A study isolated pyomelanin in the form of ultra-small pyomelanin nanogranules (PNG) and evaluated its anti-inflammatory activity. Tests on activated macrophages showed a moderate reduction in ∙NO radical production. Analysis of the cell lysate from this strain revealed significant inhibition of several inflammatory enzymes, including cyclooxygenase, lipoxygenase, and myeloperoxidase. These findings suggest that pyomelanin could be used in therapeutic applications to modulate inflammation.

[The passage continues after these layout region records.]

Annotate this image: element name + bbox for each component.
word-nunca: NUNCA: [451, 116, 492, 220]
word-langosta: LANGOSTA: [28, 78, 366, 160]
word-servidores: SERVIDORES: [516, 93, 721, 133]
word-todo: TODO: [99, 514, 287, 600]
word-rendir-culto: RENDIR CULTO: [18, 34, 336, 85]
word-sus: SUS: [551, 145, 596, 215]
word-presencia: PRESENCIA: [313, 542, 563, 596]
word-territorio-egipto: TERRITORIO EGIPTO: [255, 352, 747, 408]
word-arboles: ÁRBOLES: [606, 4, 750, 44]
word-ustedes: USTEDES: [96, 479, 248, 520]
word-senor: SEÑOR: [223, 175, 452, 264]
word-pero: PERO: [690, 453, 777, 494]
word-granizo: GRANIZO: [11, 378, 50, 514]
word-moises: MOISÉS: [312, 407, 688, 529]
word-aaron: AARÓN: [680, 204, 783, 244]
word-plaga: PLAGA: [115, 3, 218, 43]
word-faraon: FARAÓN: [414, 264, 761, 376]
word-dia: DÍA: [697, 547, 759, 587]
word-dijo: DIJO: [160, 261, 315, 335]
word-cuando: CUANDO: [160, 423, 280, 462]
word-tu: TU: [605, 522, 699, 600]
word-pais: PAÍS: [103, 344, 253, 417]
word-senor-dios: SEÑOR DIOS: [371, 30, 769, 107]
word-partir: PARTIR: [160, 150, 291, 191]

=== Antimicrobial activity ===

Many micro - organisms are capable of producing pyomelanin in their strains, and for some, the production of increasing quantities of pyomelanin makes some of their strains aggressive, and this overproduction of pyomelanin disrupts homogentisate oxidase (HGO). This hyperproduction promotes better adaptation to chronic infections.

=== UV free radicals ===

Pyomelanin protects micro-organisms against ultraviolet radiation, reducing the formation of free radicals and increasing their resistance to light. Studies have been carried out on this property of pyomelanin, in particular against ultraviolet A (UVA) radiation, known to induce reactive oxygen species (ROS), which generate free radicals that can lead to collagen cross-linking and degradation.